The IFR flights were required to remain within the confines of the Los Angeles Group 1 terminal control area (TCA) (now Class B Airspace), while smaller planes were required to remain outside of the TCA, until the designated entry point, which was specified in their assigned VFR TCA arrival. In the case of GW 261, it was to remain outside of the TCA until the 10 DME fix of runway 24 right localizer, and to enter at an altitude of 1,500 feet MSL. The top of the TCA was 7,000 feet, while the base varied, depending on the distance from LAX. That mixed GW 261 in with all the other small plane VFR traffic in the Los Angeles Basin, which did not have transponders.
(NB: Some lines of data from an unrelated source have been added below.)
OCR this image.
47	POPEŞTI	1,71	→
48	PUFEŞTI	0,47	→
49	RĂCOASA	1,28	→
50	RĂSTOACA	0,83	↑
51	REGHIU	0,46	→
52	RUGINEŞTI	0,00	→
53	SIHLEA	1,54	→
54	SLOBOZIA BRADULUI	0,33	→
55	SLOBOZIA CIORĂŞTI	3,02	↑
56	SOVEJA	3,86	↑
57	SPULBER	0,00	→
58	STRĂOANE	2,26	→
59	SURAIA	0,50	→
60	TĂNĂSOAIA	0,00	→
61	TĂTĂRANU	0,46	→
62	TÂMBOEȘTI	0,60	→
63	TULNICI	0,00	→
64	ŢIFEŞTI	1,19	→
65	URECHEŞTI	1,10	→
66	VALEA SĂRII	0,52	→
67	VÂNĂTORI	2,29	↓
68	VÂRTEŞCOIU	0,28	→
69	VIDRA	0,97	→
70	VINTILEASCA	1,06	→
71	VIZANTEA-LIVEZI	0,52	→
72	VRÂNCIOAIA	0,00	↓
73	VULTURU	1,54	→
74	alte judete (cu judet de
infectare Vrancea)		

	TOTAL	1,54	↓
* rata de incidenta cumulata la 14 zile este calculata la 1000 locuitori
Most of those were not flying to LAX, so they were not in radio communication with LAX radar controllers. The only defense was the "see and be seen" method of collision avoidance. That deficient method of traffic separation failed to work that day, as it has failed many other times in high density traffic areas.

==Probable cause==

"The National Transportation Safety Board determines that the probable cause of the accident was the failure of both flightcrews to see the other aircraft in sufficient time to initiate evasive action.
The Board is unable to determine why each crew failed to see and avoid the other aircraft; however, the Board believes that the ability of both crews to detect the other aircraft in time to avoid a collision was reduced because of the position of the sun, the closure angle of the aircraft, and the necessity for the Twin Otter's flightcrew to acquire visual contact with radar-reported traffic directly in front of them."